Until she began testing the artificial retina, Nirenberg's focus was largely on basic science, focusing on two fundamental conceptual challenges in neuroscience: understanding the neural code and determining how populations of retinal neurons work together to encode scenes such as faces and landscapes. In 2009, one of her students mentioned improvements in channelrhodopsin technology — and Nirenberg had a eureka moment. "I thought, Wow, now we can put our knowledge of the code with channelrhodopsin and this will work," she remembers. "I almost fell off my chair. I realized I knew exactly how to make a prosthetic."

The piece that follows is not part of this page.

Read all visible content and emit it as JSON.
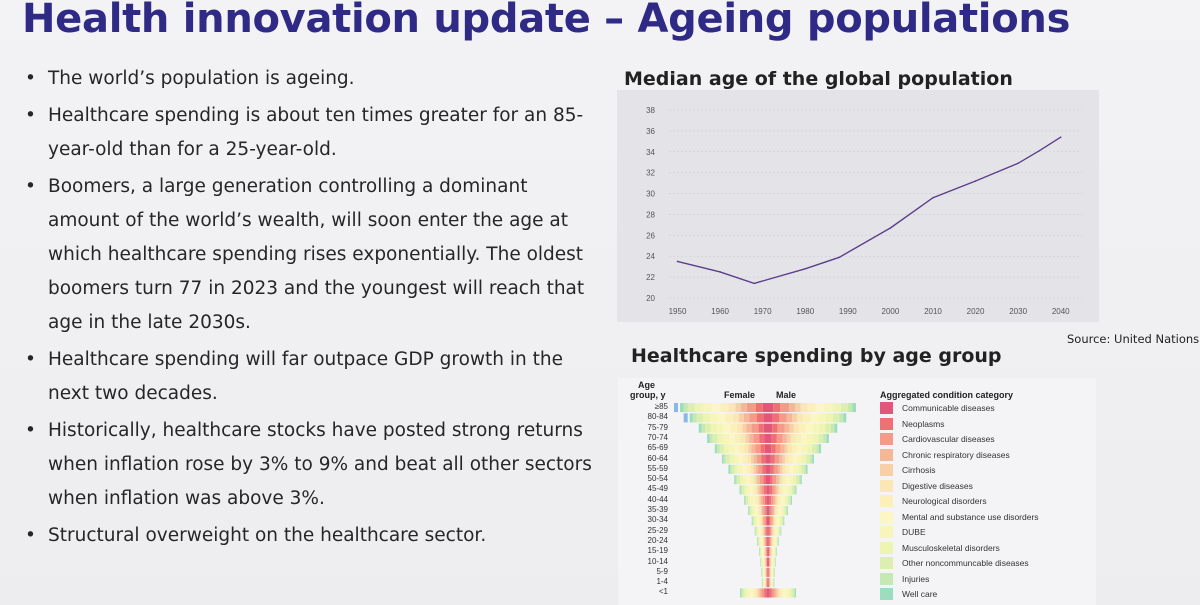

When Nirenberg and Pandarinath tested the concept in mice later that year, it worked as anticipated. In findings she presented at last year's Society for Neuroscience meeting, Nirenberg showed that the retinas of completely blind mice were able to produce normal firing patterns and animals treated with the technology could discern moving images. The results led to a $250,000 prize from the BioAccelerate NYC contest to develop the technology for commercial use. Nirenberg plans to collaborate with scientists from Harvard, the University of Florida, and a German company to develop it for monkeys — and, ultimately, people. "It's exciting to know that what you've been working on suddenly has human value," Nirenberg says of her shift from basic science to clinical applications, "especially as the years go by and you realize you need to do something for people, not just because it's intellectually interesting." Tests of the retina in monkeys have begun, and if all goes well, it could be on the market within five years, Nirenberg says. The coding aspect of the technology could also be used to drive the electrodes in patients with older prosthetic retinas.

If the device sounds like science fiction, Nirenberg says, its results would be unmistakably real to the people who receive it. She admits that patients wearing the glasses might "look sort of dorky." But the ultimate hope, she says, is that "they'd be able to see — see patterned images, see faces, walk through the supermarket and pick out a box of cereal, recognize their children."